In diplomacy, a warm hug is no substitute for realpolitik
Fortunately, Modi's romance with the Israeli leader did not lead to any change in India's stand on the Palestinian question.
I did not follow protocol. I am a simple man with no baggage. I made friends the world over ...” Thus spoke India’s Prime Minister Narendra Modi, master of the diplomatic hug fest, in a recent TV interview where he expatiated on what constitutes India’s foreign policy, or at least his understanding of it.
“Every time I stand beside world leaders such as Vladimir Putin or Donald Trump, all I remember is that I am the representative of 1.15 crore citizens. They have given me the mandate to be there. Before 2014, the world didn’t care about what India had to say. But after we came to power in 2014, the situation changed completely. For the first time in 30 years, India has a government with a full majority. This was noticed by the entire world. I witnessed it during the Saarc and G-20 meet. They accept us as a leader now.”
Was that disingenuous or political hubris? With most of the neighbouring states even more hostile to India than they have traditionally been, India’s leadership even in its limited area of influence is under challenge. India’s domineering attitude and interference in their internal affairs, most markedly in the case of Nepal, has pushed them into China’s arms, leaving Mr Modi’s “neighbourhood first” policy in tatters. Maldives is the latest to thumb its nose at Delhi by signing a comprehensive free trade agreement with Beijing. Saarc has not met after the 2016 summit was torpedoed in the wake of the terrorist attack on Uri.
The neighbourhood was meant to be the centrepiece of the so-called Modi doctrine and initially it did appear that the BJP would be able to assuage the wounds inflicted by previous Congress governments.
Nepal is the star failure for Mr Modi. A series of follies on the part of Delhi has left Kathmandu bristling — Delhi’s opposition to its new secular constitution is unlikely to be forgotten soon — while the election of a new communist coalition led by former Prime Ministers Pushpa Kamal Dahal and K.P. Sharma Oli is expected to push the country into a warmer embrace with China. Bhutan, Maldives and Sri Lanka have also moved out of New Delhi’s orbit and gravitated towards Beijing’s lure of economic assistance. Besides, strategic analysts say there is a sense of predictability in China’s policies that is missing in New Delhi’s capricious formulations. Pakistan continues to be kept at arm’s length although the recent disclosure that the national security advisers of India and Pakistan met secretly in Thailand end-December offers a ray of hope that talks would restart soon. New Delhi has not been able to respond to the events in Myanmar with any decisiveness. Once again ideology has trumped national interest because Mr Modi’s highly personalised way of conducting diplomacy is devoid of a strategic framework upon which to build policy. The irony is that the BJP had promised to elevate foreign policy to a new plane — muscular, realistic and pragmatic — from what was dismissively referred to as the idealistic, elitist path set by Nehru and followed by his successors.

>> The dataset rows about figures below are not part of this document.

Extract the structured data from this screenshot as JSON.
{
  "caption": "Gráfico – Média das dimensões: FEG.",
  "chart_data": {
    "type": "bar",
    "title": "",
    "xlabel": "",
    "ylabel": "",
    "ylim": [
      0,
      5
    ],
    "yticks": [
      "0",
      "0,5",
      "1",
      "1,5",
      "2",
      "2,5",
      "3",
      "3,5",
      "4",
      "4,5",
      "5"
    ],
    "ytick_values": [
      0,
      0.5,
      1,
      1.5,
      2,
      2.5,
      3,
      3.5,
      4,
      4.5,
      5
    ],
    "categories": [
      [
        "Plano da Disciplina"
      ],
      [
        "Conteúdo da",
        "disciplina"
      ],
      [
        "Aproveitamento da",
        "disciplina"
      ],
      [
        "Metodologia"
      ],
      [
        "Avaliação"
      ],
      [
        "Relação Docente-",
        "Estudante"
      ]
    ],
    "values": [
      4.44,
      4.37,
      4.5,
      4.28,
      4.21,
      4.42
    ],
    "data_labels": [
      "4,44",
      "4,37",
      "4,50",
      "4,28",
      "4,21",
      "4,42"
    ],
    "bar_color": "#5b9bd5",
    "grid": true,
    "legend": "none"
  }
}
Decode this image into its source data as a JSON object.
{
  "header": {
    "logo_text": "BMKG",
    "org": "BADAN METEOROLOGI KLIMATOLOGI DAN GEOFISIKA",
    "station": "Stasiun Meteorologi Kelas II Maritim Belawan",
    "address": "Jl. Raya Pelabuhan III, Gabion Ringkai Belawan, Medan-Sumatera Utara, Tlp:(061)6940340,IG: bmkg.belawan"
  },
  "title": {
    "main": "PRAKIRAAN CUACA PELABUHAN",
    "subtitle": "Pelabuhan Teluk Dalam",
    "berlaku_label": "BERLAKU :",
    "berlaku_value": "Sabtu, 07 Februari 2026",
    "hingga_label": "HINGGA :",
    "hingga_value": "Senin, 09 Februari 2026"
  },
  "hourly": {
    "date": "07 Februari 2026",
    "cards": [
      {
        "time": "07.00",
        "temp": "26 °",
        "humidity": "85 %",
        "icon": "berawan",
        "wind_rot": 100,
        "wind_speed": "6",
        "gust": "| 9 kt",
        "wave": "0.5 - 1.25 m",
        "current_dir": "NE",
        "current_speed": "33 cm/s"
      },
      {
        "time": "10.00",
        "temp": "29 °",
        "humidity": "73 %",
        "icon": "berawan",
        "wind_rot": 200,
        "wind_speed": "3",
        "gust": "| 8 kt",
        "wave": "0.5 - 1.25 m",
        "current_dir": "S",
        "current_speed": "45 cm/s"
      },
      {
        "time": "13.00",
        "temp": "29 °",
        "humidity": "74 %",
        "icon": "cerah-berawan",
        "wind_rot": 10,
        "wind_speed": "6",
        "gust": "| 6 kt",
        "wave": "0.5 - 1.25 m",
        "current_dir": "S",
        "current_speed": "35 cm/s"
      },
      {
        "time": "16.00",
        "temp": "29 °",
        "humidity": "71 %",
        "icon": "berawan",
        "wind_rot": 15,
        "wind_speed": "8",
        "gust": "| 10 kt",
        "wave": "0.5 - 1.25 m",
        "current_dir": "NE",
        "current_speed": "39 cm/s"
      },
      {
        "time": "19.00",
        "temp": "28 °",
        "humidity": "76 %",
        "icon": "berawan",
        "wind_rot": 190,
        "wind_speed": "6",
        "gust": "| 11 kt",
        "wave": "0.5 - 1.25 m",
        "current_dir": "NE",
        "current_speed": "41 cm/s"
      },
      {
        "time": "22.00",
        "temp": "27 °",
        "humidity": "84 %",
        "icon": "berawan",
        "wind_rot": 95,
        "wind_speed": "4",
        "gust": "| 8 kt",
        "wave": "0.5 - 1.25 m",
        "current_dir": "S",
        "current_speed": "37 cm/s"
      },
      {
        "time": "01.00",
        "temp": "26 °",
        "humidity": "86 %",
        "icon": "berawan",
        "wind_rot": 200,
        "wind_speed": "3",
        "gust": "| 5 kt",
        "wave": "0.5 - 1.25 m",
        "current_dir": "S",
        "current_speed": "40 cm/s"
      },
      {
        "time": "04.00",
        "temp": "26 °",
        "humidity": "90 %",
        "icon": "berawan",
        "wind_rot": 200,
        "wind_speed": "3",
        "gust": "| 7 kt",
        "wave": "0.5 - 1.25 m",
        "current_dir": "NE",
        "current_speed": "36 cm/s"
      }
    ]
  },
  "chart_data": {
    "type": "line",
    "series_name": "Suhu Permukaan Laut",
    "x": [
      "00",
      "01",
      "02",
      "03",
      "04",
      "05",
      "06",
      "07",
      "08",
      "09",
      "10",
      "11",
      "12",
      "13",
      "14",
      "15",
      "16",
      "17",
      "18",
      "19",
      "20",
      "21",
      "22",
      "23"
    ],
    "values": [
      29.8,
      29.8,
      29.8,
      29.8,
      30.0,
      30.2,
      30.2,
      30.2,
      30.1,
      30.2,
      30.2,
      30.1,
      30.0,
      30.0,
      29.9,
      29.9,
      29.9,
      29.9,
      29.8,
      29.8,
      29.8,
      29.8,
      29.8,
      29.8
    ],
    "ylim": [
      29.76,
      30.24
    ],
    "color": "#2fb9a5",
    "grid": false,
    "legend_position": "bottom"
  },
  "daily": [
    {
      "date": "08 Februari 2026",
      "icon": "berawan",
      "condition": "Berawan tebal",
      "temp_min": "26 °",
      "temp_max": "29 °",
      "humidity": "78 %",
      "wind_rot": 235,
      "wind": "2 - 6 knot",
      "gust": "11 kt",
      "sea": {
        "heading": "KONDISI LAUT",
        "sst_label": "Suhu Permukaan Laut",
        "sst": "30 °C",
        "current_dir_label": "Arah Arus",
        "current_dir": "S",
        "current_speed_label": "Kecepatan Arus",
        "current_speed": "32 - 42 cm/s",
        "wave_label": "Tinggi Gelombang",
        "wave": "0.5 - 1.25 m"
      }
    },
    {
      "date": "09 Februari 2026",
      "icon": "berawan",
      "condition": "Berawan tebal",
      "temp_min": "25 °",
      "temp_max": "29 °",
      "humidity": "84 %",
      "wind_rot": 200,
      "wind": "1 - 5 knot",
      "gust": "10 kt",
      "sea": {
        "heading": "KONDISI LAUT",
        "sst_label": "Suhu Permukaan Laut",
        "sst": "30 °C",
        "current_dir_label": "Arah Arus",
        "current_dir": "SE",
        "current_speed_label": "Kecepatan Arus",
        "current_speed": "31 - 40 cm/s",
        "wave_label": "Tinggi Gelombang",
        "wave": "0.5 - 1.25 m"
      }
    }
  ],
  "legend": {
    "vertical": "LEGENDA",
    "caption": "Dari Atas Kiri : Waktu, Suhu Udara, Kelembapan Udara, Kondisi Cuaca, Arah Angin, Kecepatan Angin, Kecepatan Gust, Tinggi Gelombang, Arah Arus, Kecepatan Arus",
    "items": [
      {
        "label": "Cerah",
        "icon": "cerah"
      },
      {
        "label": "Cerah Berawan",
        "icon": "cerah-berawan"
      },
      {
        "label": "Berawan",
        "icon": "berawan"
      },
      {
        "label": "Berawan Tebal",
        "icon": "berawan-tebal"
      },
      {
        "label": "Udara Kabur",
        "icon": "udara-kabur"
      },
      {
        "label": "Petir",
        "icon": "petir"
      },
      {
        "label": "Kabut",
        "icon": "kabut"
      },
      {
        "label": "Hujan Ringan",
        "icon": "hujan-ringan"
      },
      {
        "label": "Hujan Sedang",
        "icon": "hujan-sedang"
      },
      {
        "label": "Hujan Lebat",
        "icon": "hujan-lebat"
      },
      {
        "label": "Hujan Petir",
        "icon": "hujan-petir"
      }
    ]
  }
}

Much of Modi doctrine is being conducted as a soap opera because the Prime Minister appears to think that state visits and hug fests are what constitute foreign policy. This is most apparent in the excessive bonhomie that marked the visit of Israeli Prime Minister Benjamin Netanyahu who visited India recently. The relationship with Israel is politically and ideologically dear to the BJP regime because of the empathy between Hindutva and Zionism in their commonly shared Islamophobia.
Hindu fundamentalist leaders have been great champions of the creation of Israel and the man whose philosophy guides the BJP, M.S. Golwalkar of the Rashtriya Swayamsevak Sangh, was an unabashed admirer of Jewish nationalism although, ironically, he also extolled the horrific ethnic cleansing unleashed by Nazi Germany in which six million Jews were killed.
Fortunately, Mr Modi’s romance with the Israeli leader did not lead to any change in India’s stand on the Palestinian question. Although it caused dismay in the BJP circles that favour all-out support for Israel, India voted in favour of the UN General Assembly resolution rejecting US recognition of Jerusalem as the capital of Israel. India’s opting to maintain its traditional support for the Palestinian cause has incensed some analysts who believe the problem lies with the refusal of the Indian Foreign Service to take the Mr Modi’s line forward and have called for an overhaul of the system.
Personal diplomacy devoid of a strategic foreign policy with clear objectives is unlikely to bring any benefits to India or raise its international profile although it would certainly increase the Prime Minister’s list of friends. A hug, however warm, is no substitute for the realpolitik of international diplomacy.